Au sein de la droite sénatoriale, qui s’est retrouvée à soutenir le gouvernement, on assure ne pas regretter de s’être lancé dans ce qui ressemble plus à une galère qu’à une partie de plaisir. « Ça a été un vrai débat. Car on ne veut pas porter la responsabilité de 7 ans de politique que nous avons combattue. En même temps, quand le pays est dans l’état dans lequel il est, que la dette est ce qu’elle est, est-ce qu’on peut dire non, on ne veut pas mettre les mains dans le cambouis ? » demande Roger Karoutchi, sénateur LR des Hauts-de-Seine. « Bien sûr que les LR ont bien fait. Il ne fallait surtout pas nous défiler », ajoute le sénateur LR Jacques Grosperrin, avant la réunion de groupe hebdomadaire.

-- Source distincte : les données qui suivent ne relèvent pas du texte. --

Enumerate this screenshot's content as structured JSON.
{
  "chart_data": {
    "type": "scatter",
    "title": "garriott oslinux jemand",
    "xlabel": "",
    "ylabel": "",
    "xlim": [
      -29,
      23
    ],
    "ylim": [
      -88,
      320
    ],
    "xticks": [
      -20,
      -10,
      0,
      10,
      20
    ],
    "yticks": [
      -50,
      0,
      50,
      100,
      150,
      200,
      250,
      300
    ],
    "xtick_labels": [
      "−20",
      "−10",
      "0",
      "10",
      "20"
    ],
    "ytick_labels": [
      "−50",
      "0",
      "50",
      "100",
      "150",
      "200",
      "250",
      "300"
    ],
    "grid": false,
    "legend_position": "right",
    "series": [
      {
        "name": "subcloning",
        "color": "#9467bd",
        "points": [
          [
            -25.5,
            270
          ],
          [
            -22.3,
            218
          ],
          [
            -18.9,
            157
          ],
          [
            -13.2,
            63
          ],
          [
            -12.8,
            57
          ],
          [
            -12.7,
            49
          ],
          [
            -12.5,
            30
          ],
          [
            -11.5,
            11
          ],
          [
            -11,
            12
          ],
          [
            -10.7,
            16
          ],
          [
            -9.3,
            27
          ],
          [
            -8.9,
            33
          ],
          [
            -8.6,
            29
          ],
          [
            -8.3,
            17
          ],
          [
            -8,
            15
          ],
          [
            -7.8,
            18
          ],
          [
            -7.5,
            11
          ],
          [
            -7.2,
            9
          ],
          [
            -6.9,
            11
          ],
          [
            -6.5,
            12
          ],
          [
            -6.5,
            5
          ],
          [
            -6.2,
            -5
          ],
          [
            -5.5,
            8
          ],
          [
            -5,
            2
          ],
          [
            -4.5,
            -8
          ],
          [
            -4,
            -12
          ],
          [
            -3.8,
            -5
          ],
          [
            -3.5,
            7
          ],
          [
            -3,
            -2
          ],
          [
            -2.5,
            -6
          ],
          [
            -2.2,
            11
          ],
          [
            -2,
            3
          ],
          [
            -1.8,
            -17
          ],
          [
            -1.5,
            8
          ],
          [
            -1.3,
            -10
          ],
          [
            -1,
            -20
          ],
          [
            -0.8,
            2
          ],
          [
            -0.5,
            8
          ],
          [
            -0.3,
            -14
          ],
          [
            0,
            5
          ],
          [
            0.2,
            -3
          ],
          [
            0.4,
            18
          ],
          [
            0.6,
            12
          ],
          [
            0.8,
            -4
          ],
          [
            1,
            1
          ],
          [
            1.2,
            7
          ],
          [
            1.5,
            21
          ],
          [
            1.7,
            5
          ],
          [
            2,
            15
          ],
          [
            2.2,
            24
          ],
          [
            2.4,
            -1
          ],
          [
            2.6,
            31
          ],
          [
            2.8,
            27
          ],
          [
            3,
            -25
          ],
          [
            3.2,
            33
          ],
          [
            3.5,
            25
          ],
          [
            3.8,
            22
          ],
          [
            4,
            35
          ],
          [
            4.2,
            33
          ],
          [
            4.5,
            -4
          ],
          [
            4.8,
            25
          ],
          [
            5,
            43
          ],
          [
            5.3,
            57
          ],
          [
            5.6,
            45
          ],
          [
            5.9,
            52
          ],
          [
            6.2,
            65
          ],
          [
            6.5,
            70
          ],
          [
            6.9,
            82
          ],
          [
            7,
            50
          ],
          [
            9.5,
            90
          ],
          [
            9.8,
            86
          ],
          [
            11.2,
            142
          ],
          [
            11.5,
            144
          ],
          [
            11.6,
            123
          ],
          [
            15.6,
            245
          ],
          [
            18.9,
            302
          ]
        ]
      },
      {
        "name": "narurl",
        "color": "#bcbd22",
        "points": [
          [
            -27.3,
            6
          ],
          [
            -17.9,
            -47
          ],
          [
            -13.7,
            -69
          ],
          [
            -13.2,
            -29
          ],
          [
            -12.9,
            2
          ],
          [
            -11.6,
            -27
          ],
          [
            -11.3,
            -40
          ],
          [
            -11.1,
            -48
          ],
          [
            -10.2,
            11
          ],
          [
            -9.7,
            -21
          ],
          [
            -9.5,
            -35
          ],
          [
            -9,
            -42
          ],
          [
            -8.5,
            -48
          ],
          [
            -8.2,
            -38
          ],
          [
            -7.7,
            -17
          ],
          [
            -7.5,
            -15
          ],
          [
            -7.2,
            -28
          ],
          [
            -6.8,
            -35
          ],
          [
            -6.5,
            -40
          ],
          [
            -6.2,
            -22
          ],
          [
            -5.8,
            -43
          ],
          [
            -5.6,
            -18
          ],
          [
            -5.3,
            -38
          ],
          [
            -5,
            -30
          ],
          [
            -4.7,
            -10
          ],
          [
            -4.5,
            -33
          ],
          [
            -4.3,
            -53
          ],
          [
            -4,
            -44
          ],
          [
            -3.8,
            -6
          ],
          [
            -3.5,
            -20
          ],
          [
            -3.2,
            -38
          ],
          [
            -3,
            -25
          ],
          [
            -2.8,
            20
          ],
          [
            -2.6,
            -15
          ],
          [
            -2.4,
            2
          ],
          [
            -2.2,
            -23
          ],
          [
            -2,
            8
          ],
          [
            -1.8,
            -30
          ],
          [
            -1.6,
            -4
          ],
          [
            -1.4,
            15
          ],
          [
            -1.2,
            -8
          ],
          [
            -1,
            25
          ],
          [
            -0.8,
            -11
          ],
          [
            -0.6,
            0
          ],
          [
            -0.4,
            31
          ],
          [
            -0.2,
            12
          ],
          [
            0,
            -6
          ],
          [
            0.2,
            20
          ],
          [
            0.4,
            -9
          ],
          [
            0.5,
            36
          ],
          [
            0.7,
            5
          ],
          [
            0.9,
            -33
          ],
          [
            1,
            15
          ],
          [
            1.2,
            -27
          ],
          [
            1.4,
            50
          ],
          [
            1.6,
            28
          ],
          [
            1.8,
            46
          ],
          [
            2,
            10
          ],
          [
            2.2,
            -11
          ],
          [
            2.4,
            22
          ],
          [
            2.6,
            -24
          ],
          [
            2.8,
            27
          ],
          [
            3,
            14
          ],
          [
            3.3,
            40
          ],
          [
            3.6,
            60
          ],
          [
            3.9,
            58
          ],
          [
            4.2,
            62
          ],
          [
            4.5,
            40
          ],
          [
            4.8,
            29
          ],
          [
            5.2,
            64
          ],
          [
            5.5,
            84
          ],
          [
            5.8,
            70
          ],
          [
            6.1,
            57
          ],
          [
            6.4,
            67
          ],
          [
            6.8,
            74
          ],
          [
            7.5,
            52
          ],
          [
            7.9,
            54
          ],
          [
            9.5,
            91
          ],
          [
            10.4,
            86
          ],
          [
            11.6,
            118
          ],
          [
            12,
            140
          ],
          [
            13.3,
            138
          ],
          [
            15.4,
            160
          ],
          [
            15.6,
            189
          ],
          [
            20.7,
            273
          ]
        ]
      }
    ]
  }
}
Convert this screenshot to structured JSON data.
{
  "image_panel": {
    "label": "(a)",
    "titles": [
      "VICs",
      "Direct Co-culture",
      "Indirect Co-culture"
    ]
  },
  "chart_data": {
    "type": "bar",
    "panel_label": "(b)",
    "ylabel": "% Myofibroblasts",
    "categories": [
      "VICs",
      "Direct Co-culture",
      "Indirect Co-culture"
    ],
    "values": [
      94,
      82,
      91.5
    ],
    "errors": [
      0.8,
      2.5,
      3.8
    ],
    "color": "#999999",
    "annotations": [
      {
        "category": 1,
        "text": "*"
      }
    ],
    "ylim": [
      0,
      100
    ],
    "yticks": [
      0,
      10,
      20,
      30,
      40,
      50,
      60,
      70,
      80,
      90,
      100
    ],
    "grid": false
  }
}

La partie n’était-elle pas injouable depuis le départ, en réalité, pour Michel Barnier ? « Si on dit que c’était la chronique d’un échec annoncé, ça voudrait dire que vu la composition de l’Assemblée, aucun gouvernement ne pourra agir », avance Roger Karoutchi, qui regrette l’attitude des certains. « A un moment, il faut se demander si les groupes ne jouent pas uniquement 2027 et oublient un peu tous l’intérêt du pays », regrette l’ancien ministre, qui en veut au chef de l’Etat : « On est dans une situation de blocage et de confusion depuis la dissolution, dont le Président porte lui seul la responsabilité ».
« Ce qui nous amène à la situation d’aujourd’hui, c’est le choix de dissoudre l’Assemblée », pointe aussi Jean-François Husson, rapporteur général du budget au Sénat. Il est concerné au premier chef par la censure car le Sénat est en plein examen du budget. Son examen s’arrêtera « illico » mercredi soir, quand le gouvernement tombera, prévient le rapporteur. Il faudra alors « une loi spéciale, pour adopter les recettes et ne pas mettre le pays à l’arrêt. C’est inédit sous la Ve République ».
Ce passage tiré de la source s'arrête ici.